The We are Water team, inspiring awareness and change in desert Southwest
Pathfinding Partnerships Award — For research that engaged four or more distinct research entities in Colorado (with at least two being federally-funded labs) whose results leveraged the resources and strengths among partnering organizations – and demonstrate the power of collaboration.
We are Water project
Communities in the US Southwest are increasingly experiencing disruptions from climate change, including drought, wildfire, and other extremes. A CIRES education-focused research team saw an opportunity to build community resilience to those impacts by creating spaces where communities and individuals could engage with these topics and learn from each other. The resulting project, We Are Water, pulled together a diverse array of partners in the desert Southwest, including Indigenous education organizations, local libraries, and climate scientists. These partners collaborated deeply to create—and then study the impact of—water exhibits, storytelling sessions, lessons, book clubs, and other community activities. Importantly, many of these activities were conducted in English, Spanish, and Navajo (and where possible Ute). This collaborative work has not only inspired community engagement around issues of water, including drought, it has also resulted in measurable changes in participants’ interest, awareness, and respect for multiple ways of knowing about water. Program developers learned how to center the expertise and lived experiences of all collaborators, which required more thoughtful work. The result was a truly thoughtful and inclusive exhibit and body of work that is already inspiring more thoughtful, deliberate, and high-impact community-research partnerships.

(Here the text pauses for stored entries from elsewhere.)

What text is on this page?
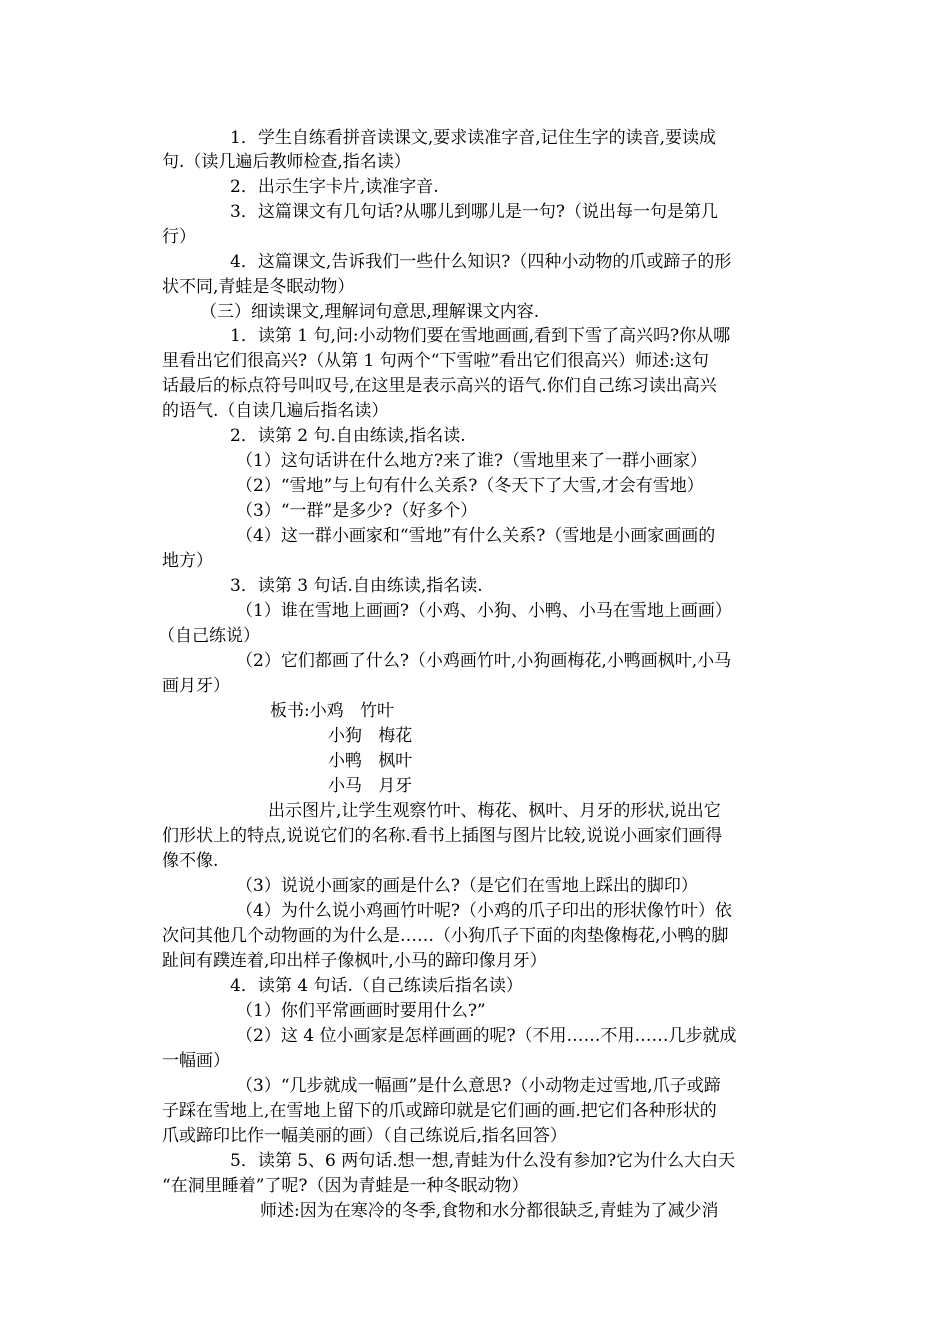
1．学生自练看拼音读课文,要求读准字音,记住生字的读音,要读成
句.（读几遍后教师检查,指名读）
2．出示生字卡片,读准字音.
3．这篇课文有几句话?从哪儿到哪儿是一句?（说出每一句是第几
行）
4．这篇课文,告诉我们一些什么知识?（四种小动物的爪或蹄子的形
状不同,青蛙是冬眠动物）
（三）细读课文,理解词句意思,理解课文内容.
1．读第 1 句,问:小动物们要在雪地画画,看到下雪了高兴吗?你从哪
里看出它们很高兴?（从第 1 句两个“下雪啦”看出它们很高兴）师述:这句
话最后的标点符号叫叹号,在这里是表示高兴的语气.你们自己练习读出高兴
的语气.（自读几遍后指名读）
2．读第 2 句.自由练读,指名读.
（1）这句话讲在什么地方?来了谁?（雪地里来了一群小画家）
（2）“雪地”与上句有什么关系?（冬天下了大雪,才会有雪地）
（3）“一群”是多少?（好多个）
（4）这一群小画家和“雪地”有什么关系?（雪地是小画家画画的
地方）
3．读第 3 句话.自由练读,指名读.
（1）谁在雪地上画画?（小鸡、小狗、小鸭、小马在雪地上画画）
（自己练说）
（2）它们都画了什么?（小鸡画竹叶,小狗画梅花,小鸭画枫叶,小马
画月牙）
板书:小鸡   竹叶
小狗   梅花
小鸭   枫叶
小马   月牙
出示图片,让学生观察竹叶、梅花、枫叶、月牙的形状,说出它
们形状上的特点,说说它们的名称.看书上插图与图片比较,说说小画家们画得
像不像.
（3）说说小画家的画是什么?（是它们在雪地上踩出的脚印）
（4）为什么说小鸡画竹叶呢?（小鸡的爪子印出的形状像竹叶）依
次问其他几个动物画的为什么是……（小狗爪子下面的肉垫像梅花,小鸭的脚
趾间有蹼连着,印出样子像枫叶,小马的蹄印像月牙）
4．读第 4 句话.（自己练读后指名读）
（1）你们平常画画时要用什么?”
（2）这 4 位小画家是怎样画画的呢?（不用……不用……几步就成
一幅画）
（3）“几步就成一幅画”是什么意思?（小动物走过雪地,爪子或蹄
子踩在雪地上,在雪地上留下的爪或蹄印就是它们画的画.把它们各种形状的
爪或蹄印比作一幅美丽的画）（自己练说后,指名回答）
5．读第 5、6 两句话.想一想,青蛙为什么没有参加?它为什么大白天
“在洞里睡着”了呢?（因为青蛙是一种冬眠动物）
师述:因为在寒冷的冬季,食物和水分都很缺乏,青蛙为了减少消
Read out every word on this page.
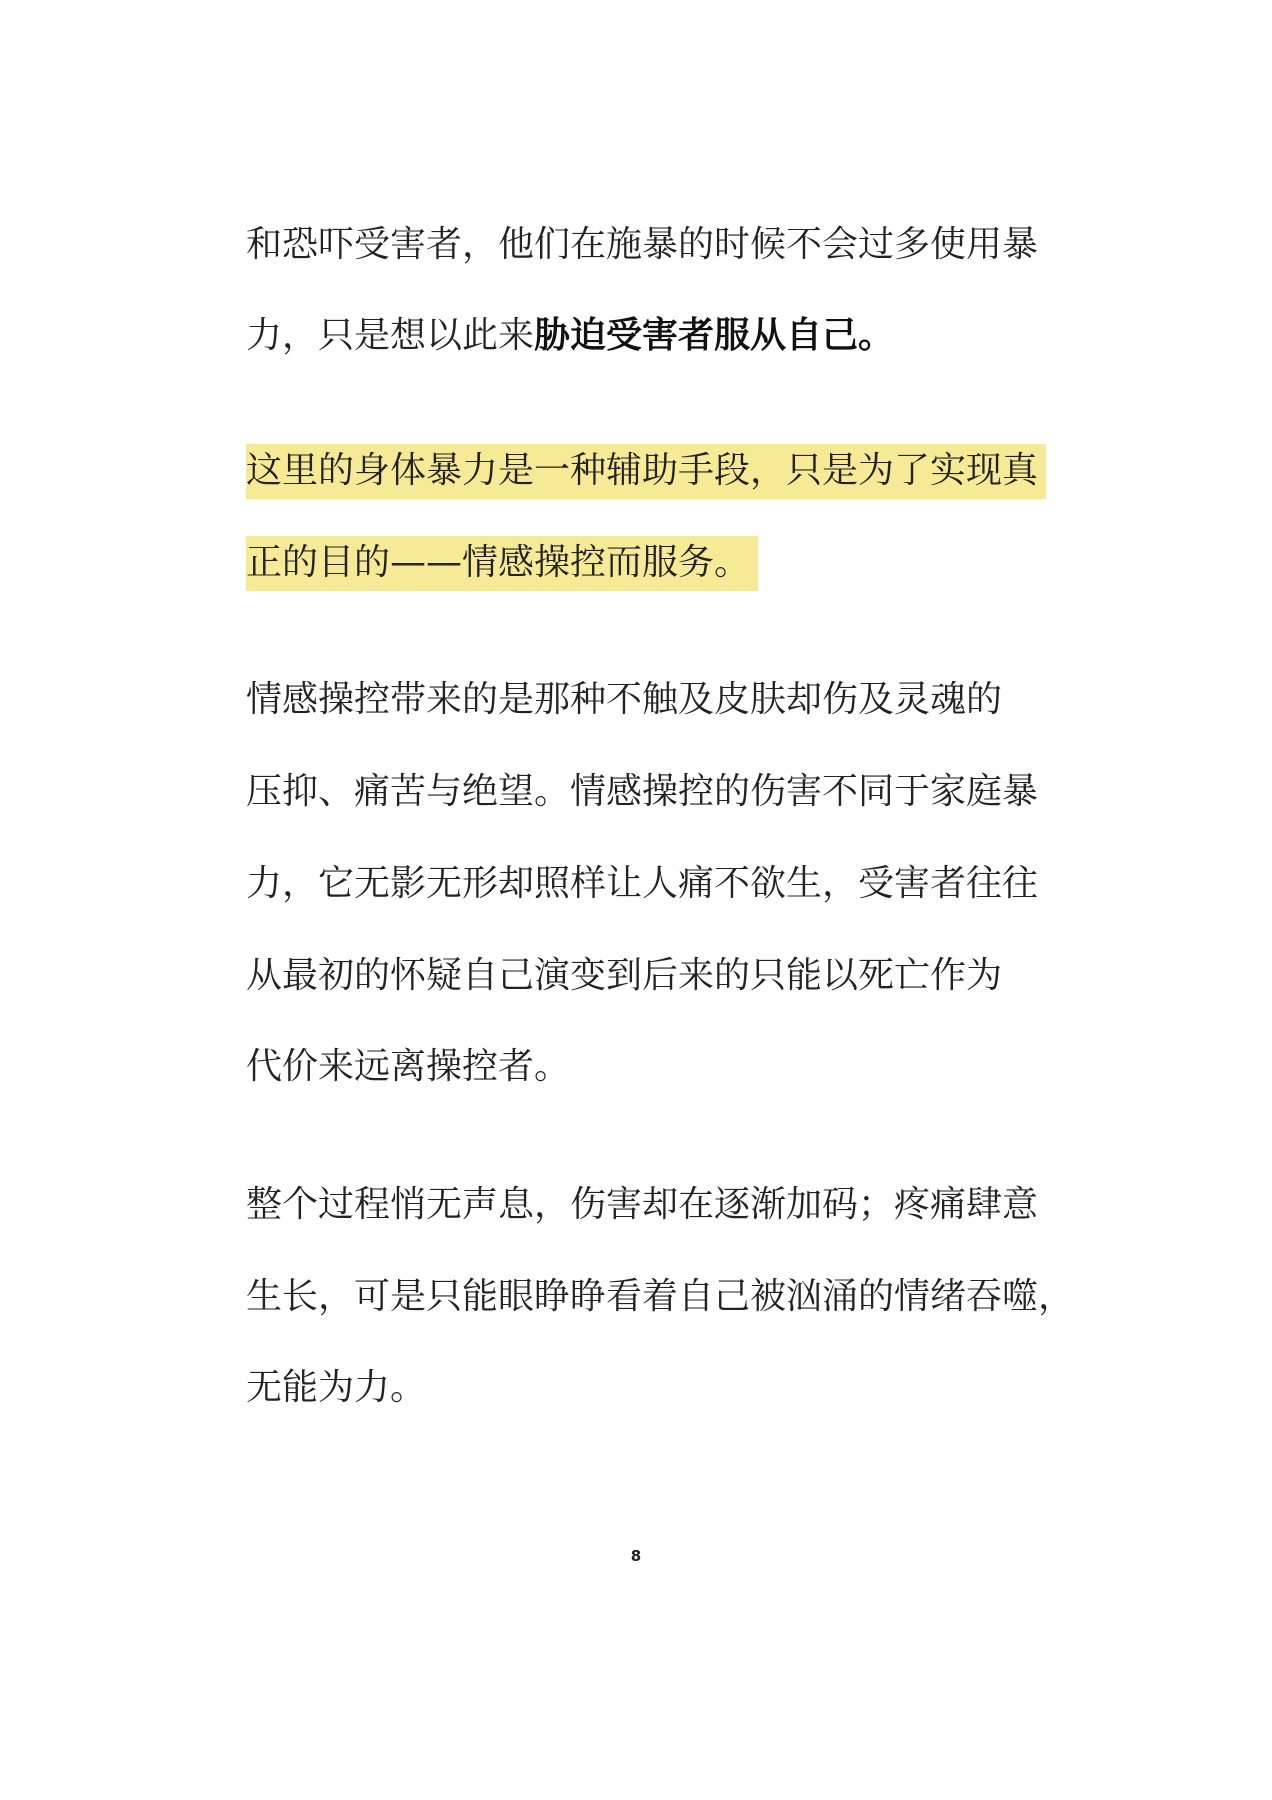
和恐吓受害者，他们在施暴的时候不会过多使用暴
力，只是想以此来胁迫受害者服从自己。
这里的身体暴力是一种辅助手段，只是为了实现真
正的目的——情感操控而服务。
情感操控带来的是那种不触及皮肤却伤及灵魂的
压抑、痛苦与绝望。情感操控的伤害不同于家庭暴
力，它无影无形却照样让人痛不欲生，受害者往往
从最初的怀疑自己演变到后来的只能以死亡作为
代价来远离操控者。
整个过程悄无声息，伤害却在逐渐加码；疼痛肆意
生长，可是只能眼睁睁看着自己被汹涌的情绪吞噬，
无能为力。
8
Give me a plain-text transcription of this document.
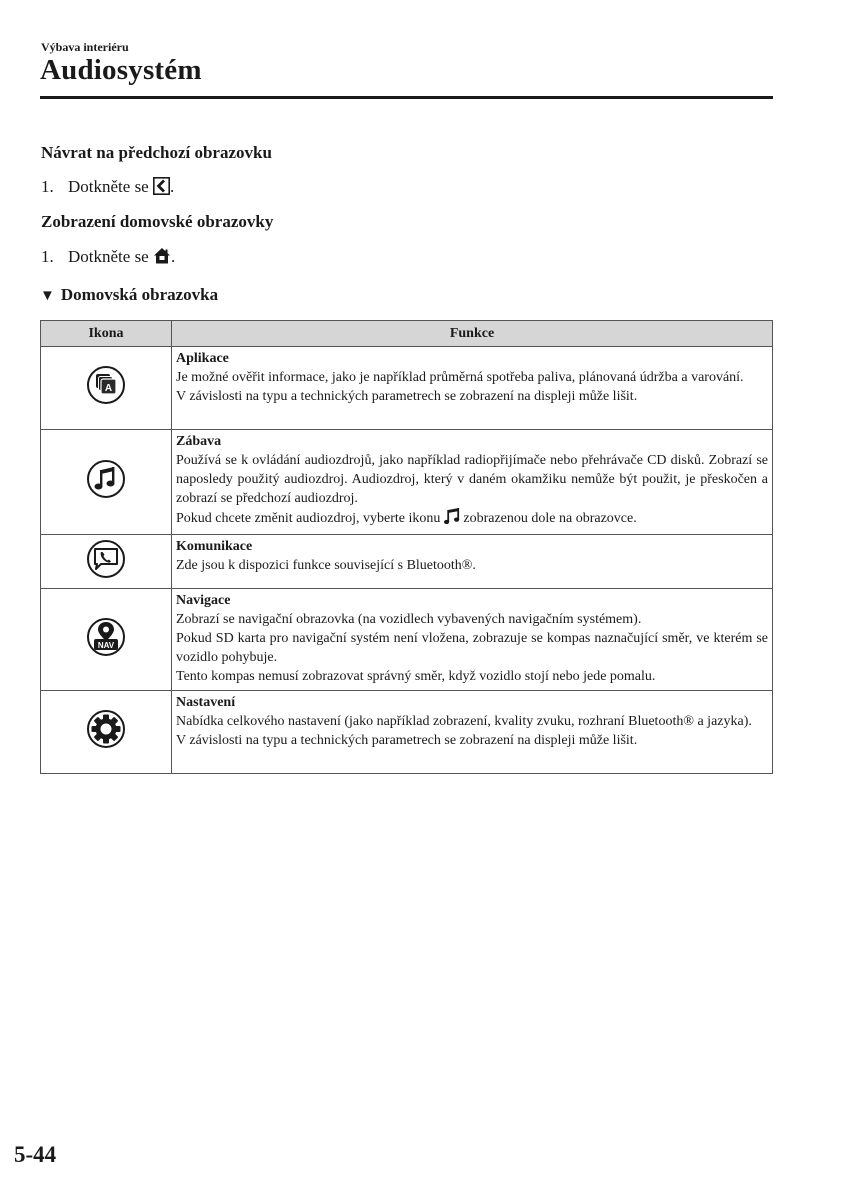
Výbava interiéru
Audiosystém
Návrat na předchozí obrazovku
1. Dotkněte se .
Zobrazení domovské obrazovky
1. Dotkněte se .
▼ Domovská obrazovka
Ikona	Funkce

A	Aplikace
Je možné ověřit informace, jako je například průměrná spotřeba paliva, plánovaná údržba a varování.
V závislosti na typu a technických parametrech se zobrazení na displeji může lišit.

Zábava
Používá se k ovládání audiozdrojů, jako například radiopřijímače nebo přehrávače CD disků. Zobrazí se naposledy použitý audiozdroj. Audiozdroj, který v daném okamžiku nemůže být použit, je přeskočen a zobrazí se předchozí audiozdroj.
Pokud chcete změnit audiozdroj, vyberte ikonu zobrazenou dole na obrazovce.

Komunikace
Zde jsou k dispozici funkce související s Bluetooth®.

NAV	Navigace
Zobrazí se navigační obrazovka (na vozidlech vybavených navigačním systémem).
Pokud SD karta pro navigační systém není vložena, zobrazuje se kompas naznačující směr, ve kterém se vozidlo pohybuje.
Tento kompas nemusí zobrazovat správný směr, když vozidlo stojí nebo jede pomalu.

Nastavení
Nabídka celkového nastavení (jako například zobrazení, kvality zvuku, rozhraní Bluetooth® a jazyka).
V závislosti na typu a technických parametrech se zobrazení na displeji může lišit.
5-44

Key partners include the Cooperative Institute for Research in Environmental Sciences, which hosts the CU Boulder-NOAA cooperative agreement; Western Water Assessment, a NOAA Climate Adaptation Partnership (CAP) program based at CIRES in CU Boulder; Colorado Libraries: Ignacio Community Library, Montrose Regional Library, Pine River Library, other libraries in the Four Corners region, and the Colorado State Library, part of the state’s Department of Education; Indigenous Education Institute, Native Pathways, and Reimagine Research Group. These Indigenous organizations are based in Washington, New Mexico, and Oregon, not Colorado. However, they are national in scope and have impact in the state and the region, and both are critical partners to the success of the We Are Water program. CoCoRaHS, the NOAA-funded Community Collaborative Rain, Hail, and Snow Network, is a program of the Colorado Climate Center, whose community-collected weather data are used by the NOAA National Weather Service in forecasting, and the Space Science Institute in Boulder, CO.